Лет с пяти я почувствовала себя взрослой. В этом не было ничего необычного. Все мои приятели таскали на спине своих малолетних сестер и братьев, которые развлекали себя сами, пока мы играли в прятки. На мне лежали многочисленные домашние обязанности, ведь родители, как и родители моих друзей, целыми днями работали. Сестричек и братика я называла своими детьми - и вправду, сама еще детсадовка, я уже водила их и в ясли, и в садик. Мне было шесть лет, сестренке Бутончику - пять, другой, Жемчужине, - четыре, а брату, названному Звездолетом, - всего три. Родители подбирали нам имена с разбором. Они и звучали несколько причудливо в сравнении с обычными у наших соседских сверстников Красногвардейцами, Свободами, Революциями. Попадались Большой Скачок, Великий Поход, Красная Звезда, Новый Китай, Дорога России, Отпор Соединенным Штатам, Патриот-Предвестник, Образцовый Красный Боец - много разного в том же духе. Но мои родители жили своим умом. Поначалу они нарекли меня Линьшуань - Солнце, Встающее из-за Горы. Но от этого имени пришлось отказаться: единственным солнцем был Мао. Поразмыслив, они остановились на Аньци, Яшма Мира, к тому же "аньци" по-китайски имеет еще и значение "ангел". Под этим именем меня и записали. Поблагозвучнее нарекли и сестренок: Бутончик и Жемчужина. Брату подыскали имя, во-первых, отвечавшее пристрастию моего отца к астрономии, а во-вторых - призыву Мао осуществить в скором времени полет в космос.
Мне казалось, что родители заняты на службе чем-то необычайно важным, прямо-таки мир спасают. Каждый вечер я забирала сестер и брата из сада и яслей, волокла их домой, выдерживая подчас целые сражения с сорванцами из нашего квартала. Что ни день мне наставляли синяк или расквашивали нос в кровь. Впрочем, это меня мало задевало. Главное, не показать моим детишкам, как я трушу, переходя оживленные улицы или в темных сумрачных аллеях. Дети должны были видеть во мне образец мужества. Устроив их играть в гостиной, я принималась за растапливание плиты - пора было готовить обед. На растопку уходила пропасть времени - я никак не могла взять в толк, что дерево и уголь горят, только когда есть тяга. Мучаясь с плитой, я громко скандировала цитаты из Мао. Однажды, отчаявшись, бросила безуспешные попытки и заигралась с сестрами. Хорошо, ребята крикнули мне с улицы, что из нашего окна валит дым. Такое случалось трижды. Своих детей я старалась уложить спать засветло. Во сне малыши нередко сучили ногами, раздирая наши ветхие одеяла, вскоре превратившиеся в лохмотья. Когда дом затихал, я устраивалась на подоконнике и следила за подъездом, дожидаясь родителей. Темнело небо, в вышине сияла Венера, и я засыпала прямо на окне.
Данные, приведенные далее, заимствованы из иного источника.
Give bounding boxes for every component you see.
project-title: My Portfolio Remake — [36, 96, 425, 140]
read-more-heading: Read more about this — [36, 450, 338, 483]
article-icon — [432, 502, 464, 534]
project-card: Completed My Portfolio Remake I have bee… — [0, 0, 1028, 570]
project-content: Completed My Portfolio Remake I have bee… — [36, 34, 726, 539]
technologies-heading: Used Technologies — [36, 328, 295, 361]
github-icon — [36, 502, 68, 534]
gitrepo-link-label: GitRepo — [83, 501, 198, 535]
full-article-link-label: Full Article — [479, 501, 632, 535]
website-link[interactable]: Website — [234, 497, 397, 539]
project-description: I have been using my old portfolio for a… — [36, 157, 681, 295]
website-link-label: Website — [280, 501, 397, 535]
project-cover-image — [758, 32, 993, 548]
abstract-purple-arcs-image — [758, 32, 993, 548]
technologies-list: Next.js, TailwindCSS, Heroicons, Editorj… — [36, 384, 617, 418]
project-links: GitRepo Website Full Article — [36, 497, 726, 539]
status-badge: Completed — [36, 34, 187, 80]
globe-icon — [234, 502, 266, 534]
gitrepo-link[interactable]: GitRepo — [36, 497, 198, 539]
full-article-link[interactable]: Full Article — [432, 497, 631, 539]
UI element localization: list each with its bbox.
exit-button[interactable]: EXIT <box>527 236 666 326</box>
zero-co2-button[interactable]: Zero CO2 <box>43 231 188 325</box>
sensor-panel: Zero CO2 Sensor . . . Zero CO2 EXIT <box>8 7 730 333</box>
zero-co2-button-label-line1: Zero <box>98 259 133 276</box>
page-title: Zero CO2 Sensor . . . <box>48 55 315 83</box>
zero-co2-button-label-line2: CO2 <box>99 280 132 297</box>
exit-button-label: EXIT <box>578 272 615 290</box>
В 1967-м, когда мне было десять лет, мы переехали. Соседи снизу просто замучили нас попреками: как, мол, так, вас шестеро в четырех комнатах, а мы, вдесятером, ютимся в одной?! Где же революционная справедливость?! Они являлись к нам с ночными горшками и опорожняли их прямо на одеяла. Какая там полиция! Полицейский участок как ревизионистское учреждение был сметен революцией. Хунвэйбины сами начали грабить дома. И никто не отозвался на наши призывы о помощи. Другие соседи молча наблюдали. А нижние продолжали донимать нас. Что ни ночь приходилось очищать постели от их дерьма, покорно проглатывать унижения. Они совсем распоясались. Когда родителей не было дома, стращали нас, детей. Говорили, что у них дочь психическая и они, мол, за нее не отвечают, а та раз явилась ко мне с остро отточенным топором, угрожая разрубить мою голову пополам, точно это арбуз. И еще спрашивала, как мне это понравится! Я велела ей подождать, мол, обмозговать надо, понравится или нет, а сама сгребла детей и весь день просидела вместе с ними, запершись в уборной.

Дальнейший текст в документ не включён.